Background: Toll-Like Receptors (TLRs) play critical roles in innate immunity. HBV can modulate the expression of TLRs and/or inhibit TLR signaling cascades to escape the innate immune response. However, the mechanism of HBV in the regulation of TLRs remains unclear. In this study, we aimed to clarify whether miR-200b suppresses host innate immune response against HBV infection by targeting TLR4 signaling pathway.

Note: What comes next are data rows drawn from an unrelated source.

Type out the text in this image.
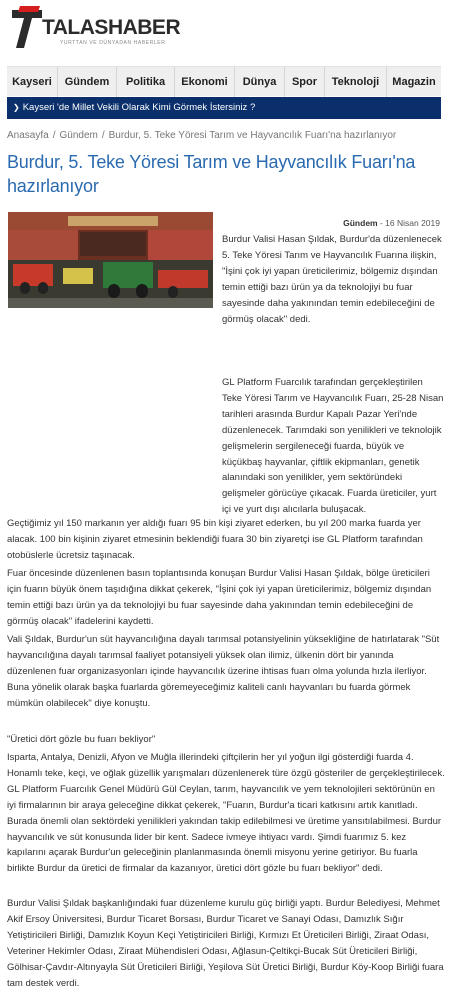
TALASHABER
YURTTAN VE DÜNYADAN HABERLER
Kayseri	Gündem	Politika	Ekonomi	Dünya	Spor	Teknoloji	Magazin
❯ Kayseri 'de Millet Vekili Olarak Kimi Görmek İstersiniz ?
Anasayfa / Gündem / Burdur, 5. Teke Yöresi Tarım ve Hayvancılık Fuarı'na hazırlanıyor
Burdur, 5. Teke Yöresi Tarım ve Hayvancılık Fuarı'na hazırlanıyor
Gündem - 16 Nisan 2019

Burdur Valisi Hasan Şıldak, Burdur'da düzenlenecek 5. Teke Yöresi Tarım ve Hayvancılık Fuarına ilişkin, "İşini çok iyi yapan üreticilerimiz, bölgemiz dışından temin ettiği bazı ürün ya da teknolojiyi bu fuar sayesinde daha yakınından temin edebileceğini de görmüş olacak" dedi.

GL Platform Fuarcılık tarafından gerçekleştirilen Teke Yöresi Tarım ve Hayvancılık Fuarı, 25-28 Nisan tarihleri arasında Burdur Kapalı Pazar Yeri'nde düzenlenecek. Tarımdaki son yenilikleri ve teknolojik gelişmelerin sergileneceği fuarda, büyük ve küçükbaş hayvanlar, çiftlik ekipmanları, genetik alanındaki son yenilikler, yem sektöründeki gelişmeler görücüye çıkacak. Fuarda üreticiler, yurt içi ve yurt dışı alıcılarla buluşacak.

Geçtiğimiz yıl 150 markanın yer aldığı fuarı 95 bin kişi ziyaret ederken, bu yıl 200 marka fuarda yer alacak. 100 bin kişinin ziyaret etmesinin beklendiği fuara 30 bin ziyaretçi ise GL Platform tarafından otobüslerle ücretsiz taşınacak.

Fuar öncesinde düzenlenen basın toplantısında konuşan Burdur Valisi Hasan Şıldak, bölge üreticileri için fuarın büyük önem taşıdığına dikkat çekerek, "İşini çok iyi yapan üreticilerimiz, bölgemiz dışından temin ettiği bazı ürün ya da teknolojiyi bu fuar sayesinde daha yakınından temin edebileceğini de görmüş olacak" ifadelerini kaydetti.

Vali Şıldak, Burdur'un süt hayvancılığına dayalı tarımsal potansiyelinin yüksekliğine de hatırlatarak "Süt hayvancılığına dayalı tarımsal faaliyet potansiyeli yüksek olan ilimiz, ülkenin dört bir yanında düzenlenen fuar organizasyonları içinde hayvancılık üzerine ihtisas fuarı olma yolunda hızla ilerliyor. Buna yönelik olarak başka fuarlarda göremeyeceğimiz kaliteli canlı hayvanları bu fuarda görmek mümkün olabilecek" diye konuştu.

"Üretici dört gözle bu fuarı bekliyor"

Isparta, Antalya, Denizli, Afyon ve Muğla illerindeki çiftçilerin her yıl yoğun ilgi gösterdiği fuarda 4. Honamlı teke, keçi, ve oğlak güzellik yarışmaları düzenlenerek türe özgü gösteriler de gerçekleştirilecek. GL Platform Fuarcılık Genel Müdürü Gül Ceylan, tarım, hayvancılık ve yem teknolojileri sektörünün en iyi firmalarının bir araya geleceğine dikkat çekerek, "Fuarın, Burdur'a ticari katkısını artık kanıtladı. Burada önemli olan sektördeki yenilikleri yakından takip edilebilmesi ve üretime yansıtılabilmesi. Burdur hayvancılık ve süt konusunda lider bir kent. Sadece ivmeye ihtiyacı vardı. Şimdi fuarımız 5. kez kapılarını açarak Burdur'un geleceğinin planlanmasında önemli misyonu yerine getiriyor. Bu fuarla birlikte Burdur da üretici de firmalar da kazanıyor, üretici dört gözle bu fuarı bekliyor" dedi.

Burdur Valisi Şıldak başkanlığındaki fuar düzenleme kurulu güç birliği yaptı. Burdur Belediyesi, Mehmet Akif Ersoy Üniversitesi, Burdur Ticaret Borsası, Burdur Ticaret ve Sanayi Odası, Damızlık Sığır Yetiştiricileri Birliği, Damızlık Koyun Keçi Yetiştiricileri Birliği, Kırmızı Et Üreticileri Birliği, Ziraat Odası, Veteriner Hekimler Odası, Ziraat Mühendisleri Odası, Ağlasun-Çeltikçi-Bucak Süt Üreticileri Birliği, Gölhisar-Çavdır-Altınyayla Süt Üreticileri Birliği, Yeşilova Süt Üretici Birliği, Burdur Köy-Koop Birliği fuara tam destek verdi.
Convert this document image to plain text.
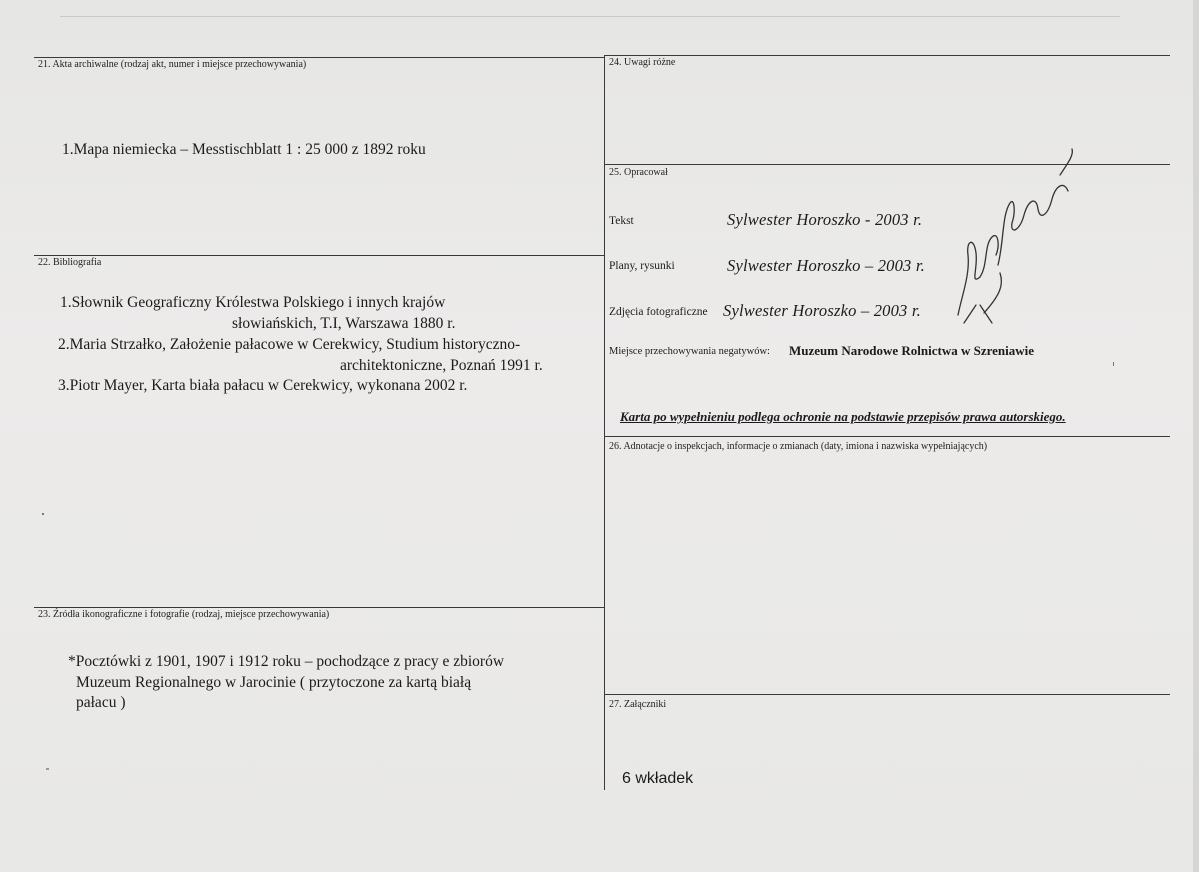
21. Akta archiwalne (rodzaj akt, numer i miejsce przechowywania)
1.Mapa niemiecka – Messtischblatt 1 : 25 000 z 1892 roku
22. Bibliografia
1.Słownik Geograficzny Królestwa Polskiego i innych krajów
słowiańskich, T.I, Warszawa 1880 r.
2.Maria Strzałko, Założenie pałacowe w Cerekwicy, Studium historyczno-
architektoniczne, Poznań 1991 r.
3.Piotr Mayer, Karta biała pałacu w Cerekwicy, wykonana 2002 r.
23. Źródła ikonograficzne i fotografie (rodzaj, miejsce przechowywania)
*Pocztówki z 1901, 1907 i 1912 roku – pochodzące z pracy e zbiorów
Muzeum Regionalnego w Jarocinie ( przytoczone za kartą białą
pałacu )
24. Uwagi różne
25. Opracował
Tekst	Sylwester Horoszko - 2003 r.
Plany, rysunki	Sylwester Horoszko – 2003 r.
Zdjęcia fotograficzne Sylwester Horoszko – 2003 r.
Miejsce przechowywania negatywów: Muzeum Narodowe Rolnictwa w Szreniawie
Karta po wypełnieniu podlega ochronie na podstawie przepisów prawa autorskiego.
26. Adnotacje o inspekcjach, informacje o zmianach (daty, imiona i nazwiska wypełniających)
27. Załączniki
6 wkładek
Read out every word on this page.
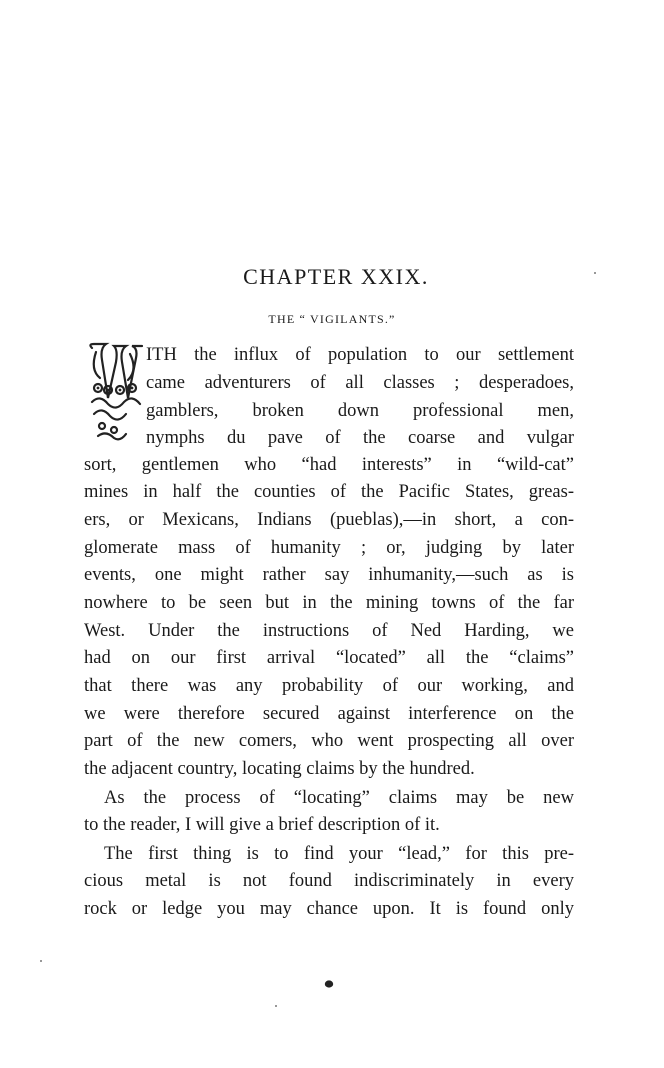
CHAPTER XXIX.
THE “ VIGILANTS.”
ITH the influx of population to our settlement
came adventurers of all classes ; desperadoes,
gamblers, broken down professional men,
nymphs du pave of the coarse and vulgar
sort, gentlemen who “had interests” in “wild-cat”
mines in half the counties of the Pacific States, greas-
ers, or Mexicans, Indians (pueblas),—in short, a con-
glomerate mass of humanity ; or, judging by later
events, one might rather say inhumanity,—such as is
nowhere to be seen but in the mining towns of the far
West. Under the instructions of Ned Harding, we
had on our first arrival “located” all the “claims”
that there was any probability of our working, and
we were therefore secured against interference on the
part of the new comers, who went prospecting all over
the adjacent country, locating claims by the hundred.
As the process of “locating” claims may be new
to the reader, I will give a brief description of it.
The first thing is to find your “lead,” for this pre-
cious metal is not found indiscriminately in every
rock or ledge you may chance upon. It is found only
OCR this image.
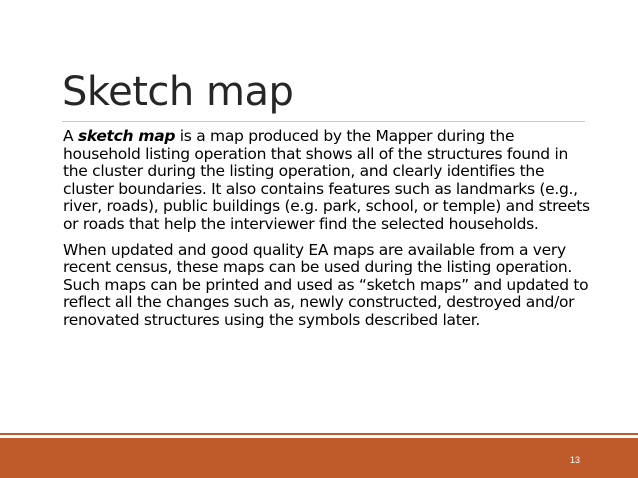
Sketch map

A sketch map is a map produced by the Mapper during the household listing operation that shows all of the structures found in the cluster during the listing operation, and clearly identifies the cluster boundaries. It also contains features such as landmarks (e.g., river, roads), public buildings (e.g. park, school, or temple) and streets or roads that help the interviewer find the selected households.

When updated and good quality EA maps are available from a very recent census, these maps can be used during the listing operation. Such maps can be printed and used as “sketch maps” and updated to reflect all the changes such as, newly constructed, destroyed and/or renovated structures using the symbols described later.

13
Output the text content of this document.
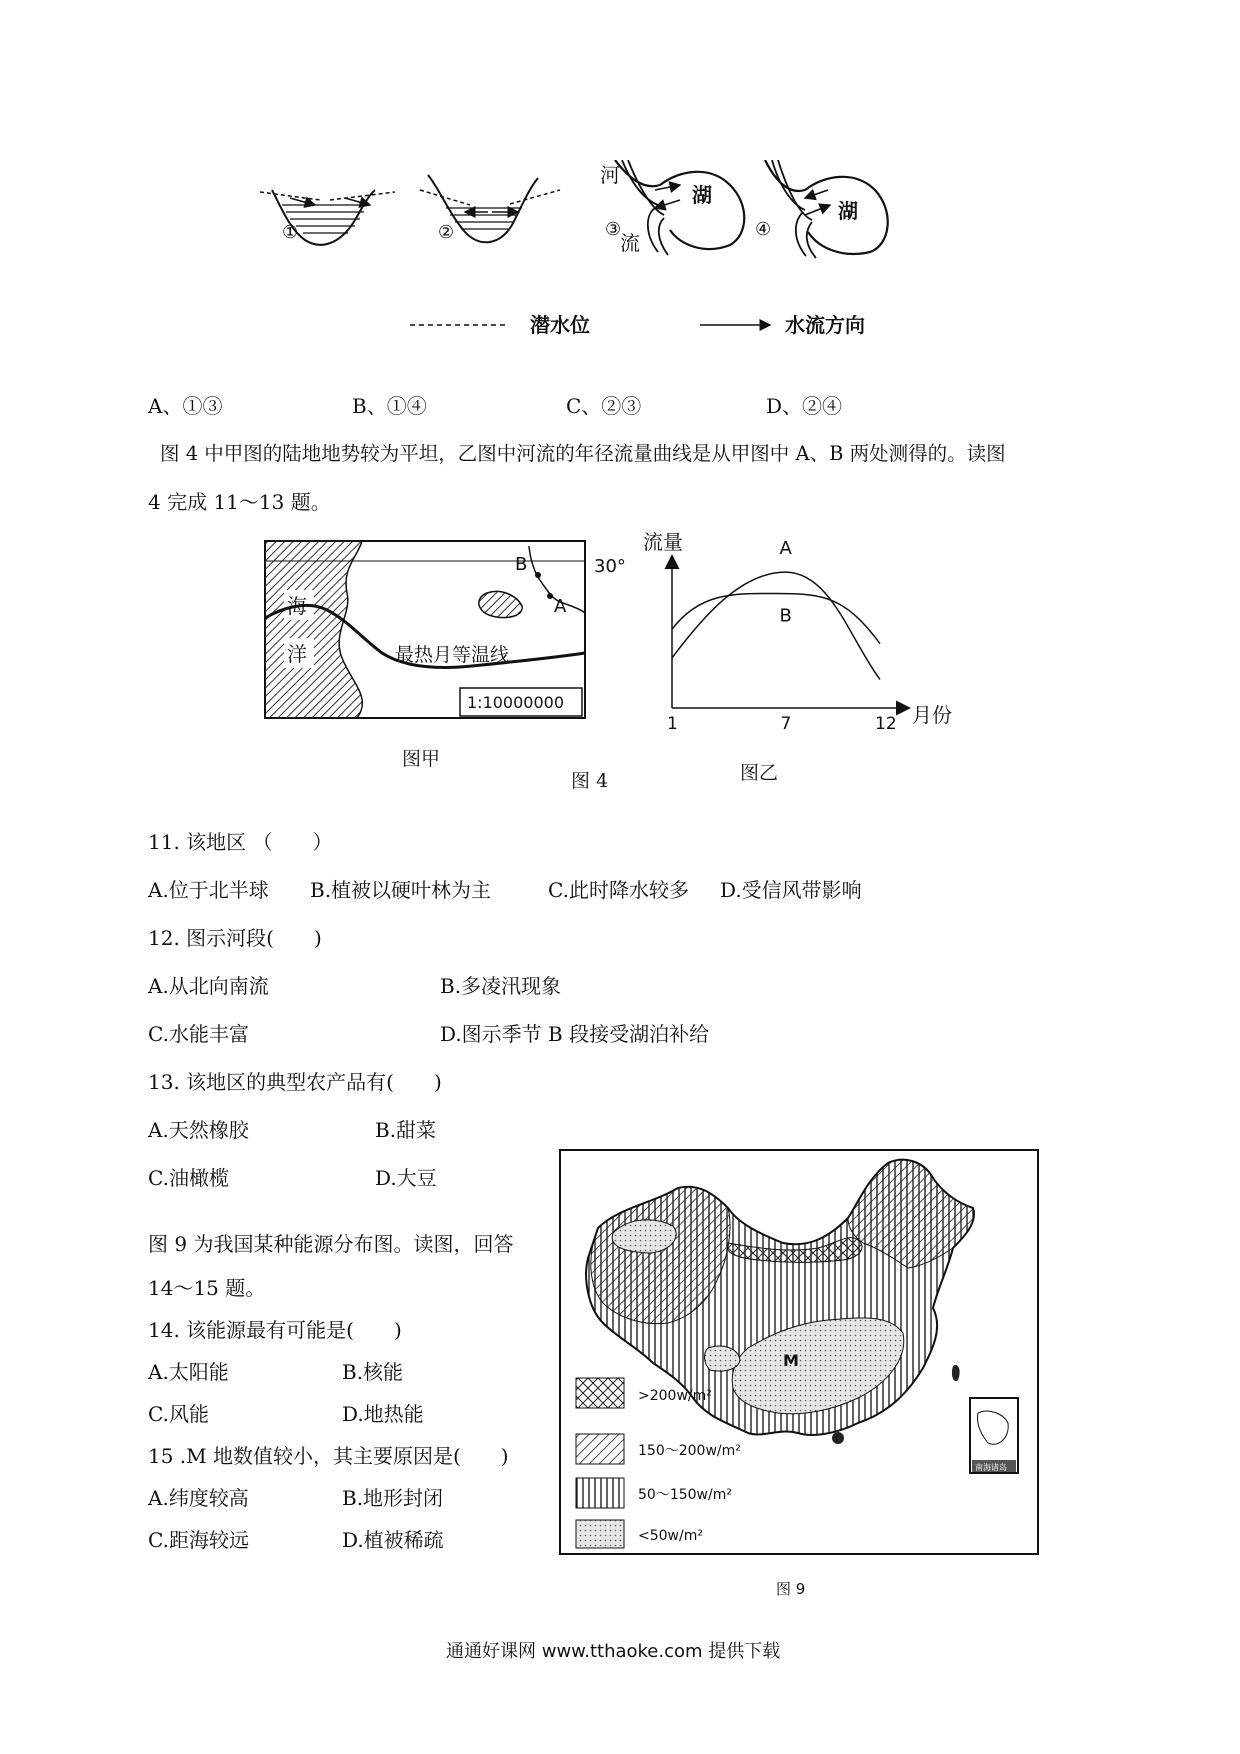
①	②
河
③
流
湖
④
湖
潜水位	水流方向
A、①③	B、①④	C、②③	D、②④
图 4 中甲图的陆地地势较为平坦，乙图中河流的年径流量曲线是从甲图中 A、B 两处测得的。读图
4 完成 11～13 题。
海
洋
B
A
最热月等温线
1:10000000
30°
图甲
流量
月份
A
B
1	7	12
图乙
图 4
11. 该地区 （　　）
A.位于北半球 B.植被以硬叶林为主	C.此时降水较多 D.受信风带影响
12. 图示河段(　　)
A.从北向南流	B.多凌汛现象
C.水能丰富	D.图示季节 B 段接受湖泊补给
13. 该地区的典型农产品有(　　)
A.天然橡胶	B.甜菜
C.油橄榄	D.大豆
图 9 为我国某种能源分布图。读图，回答
14～15 题。
14. 该能源最有可能是(　　)
A.太阳能	B.核能
C.风能	D.地热能
15 .M 地数值较小，其主要原因是(　　)
A.纬度较高	B.地形封闭
C.距海较远	D.植被稀疏
M
南海诸岛
>200w/m²
150～200w/m²
50～150w/m²
<50w/m²
图 9
通通好课网 www.tthaoke.com 提供下载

Methods: First, the expression of miR-200b in HBV-infected liver tissues and HBV-producing HepG2.2.15 cells was detected using Quantitative Real-time PCR (qRT-PCR). We then examined the association between chronic HBV infection and the expression of miR-200b. ELISA assay was used to evaluate the host innate immune response. Further, the potential target genes related to innate immunity of miR-200b were also predicted. Western blot and luciferase reporter assays were performed to confirm the predicted genes.
Results: An upregulated expression of miR-200b was observed in HBV-infected liver tissues and HepG2.2.15 cells. Besides, a positive association was found between chronic HBV infection and the expression of miR-200b. A luciferase reporter assay revealed that MyD88 and IRAK4 were the downstream targets of miR-200b. Finally, knockdown of miR-200b in HepG2.2.15 cells suppressed TLR4-mediated innate response.
Conclusions: Our study revealed that miR-200b was related to HBV infection through a pathway involving the MyD88 and IRAK4 and provides new insights into the understanding of mechanisms of HBV-induced immunosuppressive strategy.